O ser humano não é o único ser que vive em sociedade. Os outros animais também vivem em
sociedade. Mas a diferença com os outros animais é de que ele, o homem, através do uso da razão,
do raciocínio, e através de todas aquelas faculdades que o distinguem dum animal (a
intencionalidade, a transcendência, a auto-orientação, a construção dos meios de trabalho, etc.) é o
único capaz de fazer uma análise crítica, ou seja, de distinguir entre o bem e o mal, bem como de
fazer pacto ou de pôr em jogo as regras ou normas do grupo em que está integrado e dar uma
orientação à sua vida e aos destinos da sua comunidade. Ele é, igualmente, o único capaz de

91
modificar, pela via da violência ou da não-violência, isto é, pela via pacífica, a ordem estabelecida.
Por isso exigem-se leis e normas sociais adequadas, de modo que a sociedade viva de forma
tranquila, organizada e pacífica. Os outros animais não são capazes de estabelecer as regras de jogo
e, sobretudo, o mais difícil, não são capazes de pô-las em prática, revê-las, modificá-las, se for
necessário, para maior aperfeiçoamento ou melhoramento.

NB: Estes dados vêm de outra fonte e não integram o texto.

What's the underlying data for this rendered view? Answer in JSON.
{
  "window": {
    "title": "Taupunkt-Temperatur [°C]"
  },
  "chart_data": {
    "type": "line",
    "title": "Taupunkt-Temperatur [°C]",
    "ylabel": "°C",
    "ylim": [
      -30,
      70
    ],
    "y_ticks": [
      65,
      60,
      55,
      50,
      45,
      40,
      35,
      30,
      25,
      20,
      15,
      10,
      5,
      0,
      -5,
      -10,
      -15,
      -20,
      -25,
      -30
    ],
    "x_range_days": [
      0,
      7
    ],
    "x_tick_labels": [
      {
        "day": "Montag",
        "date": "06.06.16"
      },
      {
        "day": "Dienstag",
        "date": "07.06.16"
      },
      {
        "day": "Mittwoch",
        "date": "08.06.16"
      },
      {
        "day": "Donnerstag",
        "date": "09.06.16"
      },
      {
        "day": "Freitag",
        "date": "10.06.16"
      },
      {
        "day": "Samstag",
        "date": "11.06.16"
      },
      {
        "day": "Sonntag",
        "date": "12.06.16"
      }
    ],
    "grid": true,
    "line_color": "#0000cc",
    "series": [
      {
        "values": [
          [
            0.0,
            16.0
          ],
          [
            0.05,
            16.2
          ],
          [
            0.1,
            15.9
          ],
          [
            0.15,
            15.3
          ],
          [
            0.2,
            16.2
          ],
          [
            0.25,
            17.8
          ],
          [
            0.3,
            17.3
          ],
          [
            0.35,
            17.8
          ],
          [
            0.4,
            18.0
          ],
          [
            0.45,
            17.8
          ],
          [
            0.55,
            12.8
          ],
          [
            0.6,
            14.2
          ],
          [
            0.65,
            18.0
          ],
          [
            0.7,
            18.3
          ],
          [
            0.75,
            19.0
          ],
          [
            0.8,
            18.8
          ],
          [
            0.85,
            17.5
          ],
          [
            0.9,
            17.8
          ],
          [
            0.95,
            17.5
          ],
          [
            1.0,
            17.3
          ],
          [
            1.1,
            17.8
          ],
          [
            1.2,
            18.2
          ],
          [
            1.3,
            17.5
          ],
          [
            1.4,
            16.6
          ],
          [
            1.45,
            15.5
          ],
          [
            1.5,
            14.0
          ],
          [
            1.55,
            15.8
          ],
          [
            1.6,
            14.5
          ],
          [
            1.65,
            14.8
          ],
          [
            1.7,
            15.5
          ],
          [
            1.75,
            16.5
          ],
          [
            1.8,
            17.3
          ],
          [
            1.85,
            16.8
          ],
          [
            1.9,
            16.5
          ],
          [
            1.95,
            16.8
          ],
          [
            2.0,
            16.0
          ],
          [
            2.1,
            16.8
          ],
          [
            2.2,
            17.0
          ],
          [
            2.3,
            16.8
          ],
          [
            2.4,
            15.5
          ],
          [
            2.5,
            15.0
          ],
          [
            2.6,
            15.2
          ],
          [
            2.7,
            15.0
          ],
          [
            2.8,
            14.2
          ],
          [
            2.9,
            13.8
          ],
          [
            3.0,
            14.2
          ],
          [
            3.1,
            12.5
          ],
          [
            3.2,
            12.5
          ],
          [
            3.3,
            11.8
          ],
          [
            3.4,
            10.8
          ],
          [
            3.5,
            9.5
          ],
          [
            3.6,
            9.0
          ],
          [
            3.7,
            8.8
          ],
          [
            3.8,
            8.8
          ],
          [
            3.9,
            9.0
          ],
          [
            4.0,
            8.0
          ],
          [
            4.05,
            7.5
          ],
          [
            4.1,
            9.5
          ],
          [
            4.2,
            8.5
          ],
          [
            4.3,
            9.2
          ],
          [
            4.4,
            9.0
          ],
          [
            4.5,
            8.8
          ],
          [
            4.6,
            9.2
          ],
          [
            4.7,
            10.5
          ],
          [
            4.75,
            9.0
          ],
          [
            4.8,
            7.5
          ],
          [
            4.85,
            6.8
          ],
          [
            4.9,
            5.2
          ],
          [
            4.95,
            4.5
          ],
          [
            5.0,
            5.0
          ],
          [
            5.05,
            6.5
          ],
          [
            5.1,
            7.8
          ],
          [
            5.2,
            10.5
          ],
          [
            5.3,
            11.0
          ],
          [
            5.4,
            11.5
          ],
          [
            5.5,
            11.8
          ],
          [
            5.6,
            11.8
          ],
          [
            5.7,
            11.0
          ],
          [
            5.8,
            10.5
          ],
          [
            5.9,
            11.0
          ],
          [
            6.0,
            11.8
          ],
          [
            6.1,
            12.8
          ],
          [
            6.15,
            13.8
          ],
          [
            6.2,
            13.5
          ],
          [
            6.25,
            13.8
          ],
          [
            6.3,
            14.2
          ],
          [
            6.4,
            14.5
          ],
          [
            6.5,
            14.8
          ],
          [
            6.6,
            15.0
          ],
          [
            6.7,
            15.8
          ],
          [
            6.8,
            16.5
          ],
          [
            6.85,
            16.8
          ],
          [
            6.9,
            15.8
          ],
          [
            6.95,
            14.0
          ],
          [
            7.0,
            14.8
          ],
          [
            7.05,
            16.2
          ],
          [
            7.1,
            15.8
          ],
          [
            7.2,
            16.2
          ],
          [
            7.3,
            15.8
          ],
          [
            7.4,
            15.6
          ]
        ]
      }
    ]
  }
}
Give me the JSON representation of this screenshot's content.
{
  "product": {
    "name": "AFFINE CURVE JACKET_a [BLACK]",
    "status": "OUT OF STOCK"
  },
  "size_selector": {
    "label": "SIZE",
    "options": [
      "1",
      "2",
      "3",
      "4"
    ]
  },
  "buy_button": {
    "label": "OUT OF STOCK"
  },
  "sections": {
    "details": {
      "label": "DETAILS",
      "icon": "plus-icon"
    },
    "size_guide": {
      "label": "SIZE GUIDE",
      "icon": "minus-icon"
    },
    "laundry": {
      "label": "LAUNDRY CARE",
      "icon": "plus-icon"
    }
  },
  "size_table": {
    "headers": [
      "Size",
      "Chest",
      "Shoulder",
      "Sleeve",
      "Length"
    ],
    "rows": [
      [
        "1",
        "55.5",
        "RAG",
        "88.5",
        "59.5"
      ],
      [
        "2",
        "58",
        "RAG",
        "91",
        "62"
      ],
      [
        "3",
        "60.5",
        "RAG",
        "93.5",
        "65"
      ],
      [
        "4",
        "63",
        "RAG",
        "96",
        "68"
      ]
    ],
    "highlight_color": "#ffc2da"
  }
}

6.2- A pessoa humana e a construção da comunidade

As ideias de “compromisso”, de “conversão”, de “liberdade”, de “transcendência”, de “dignidade”,


de “direito”, etc. inerentes à pessoa humana têm o seu pleno sentido numa perspectiva comunitária,
e a realização pessoal exige o compromisso político (comunitário, social). Por isso, o
desenvolvimento da pessoa humana não pode ter o sucesso desejado se não for socorrido pelo
desenvolvimento da própria comunidade, do próprio contexto social em que tal pessoa está
inserida: a pessoa deve ser concebida dentro das perspectivas da comunidade. Dizia Ortega y
Gasset: eu sou eu mesmo e as minhas circunstâncias. E Aristóteles sustenta que o ser humano é um
ser essencialmente social. E não se trata duma comunidade qualquer, mas sim daquela comunidade
que dá espaço para a realização pessoal, aquela comunidade que, na linguagem de Mounier, pode
ser definida como uma comunidade de pessoas, uma Pessoa de pessoas, uma Superpessoa.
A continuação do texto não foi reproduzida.